Different compiler output for same source. Cause not clear

Charles_S_5 · ‎10-28-2015

Hi,

Recently I built an Intel Visual Fortran project and found at a certain point in the program (at the moment a LEAVE asm statement is called) many variables become corrupted. I could not see why this was happening as I had made no changes to the source.

Eventually I decompiled a previous build of the same source and compared the assembly to the current build. I noticed some MOV EAX,nn calls in the working version were replaced with JMP calls in the broken version. I have attached a screenshot of these differences

I would appreciate any advice as to why this is happening because I can find no other cause for the issue I am experiencing.

Edit: The binaries were decompiled with OllyDBG.

andrew_4619 · ‎10-29-2015

what compiler version are you using?

Have you changed compiler version? Have you changed compiler options?

I think you need to be running the program in the debugger. the most likely cause of the corruption is bugs in the source.

jimdempseyatthecove · ‎10-29-2015

The LEAVE instruction is similar to the RETN in that both return from a function call. The LEAVE instruction is used when the function was compiled (intended) to use the ENTER instruction as opposed to the CALL instruction.

Generally an application uses one calling convention or the other, not both. What are the two compiler options?

Can you also show the statements relating to your screenshot.

Are you looking at the local values inside the subroutine returned? (out of scope)

Are you looking at changes in variables who's references are now out of scope?

Jim Dempsey

mecej4 · ‎10-29-2015

When instructions such as RET nn, LEAVE, etc., are executed, the stack pointer ESP is altered. Therefore, local variables, which are usually allocated on the stack, go out of scope and a symbolic debugger may display junk values for those variables.

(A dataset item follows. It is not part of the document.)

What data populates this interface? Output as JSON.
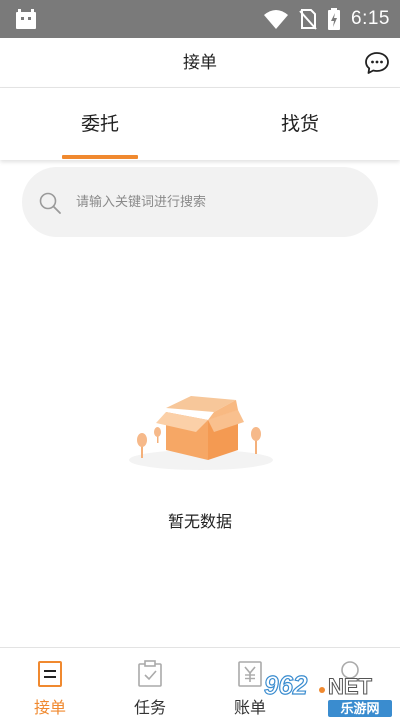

You should refrain from drawing conclusions about what your program is doing based on what you see at the assembly level, especially if you are debugging optimized code. One exception is in the context of locating a suspected compiler bug.

Charles_S_5 · ‎10-29-2015

I'm running Parallel Studio XE 2016 Composer Edition downloaded on 16th October 2015.
I don't believe I changed any compiler options between the two builds.
The variables are defined in a module which is then USEd in related code.
This doesn't appear to be a scoping issue. Prior to a CALL statement the variable value is correct. After the LEAVE statement it is corrupt (changed).
I actually noticed this in the Visual Studio debugger and only after there was no clear cause did I step into the assembly, which allowed me to narrow this down to the LEAVE call and eventually the RET/MOV assembly differences.
I don't think I can show the statements corresponding to this assembly. This RET/MOV differences occur very early in the disassembly and I can't correlate it to a method in my source.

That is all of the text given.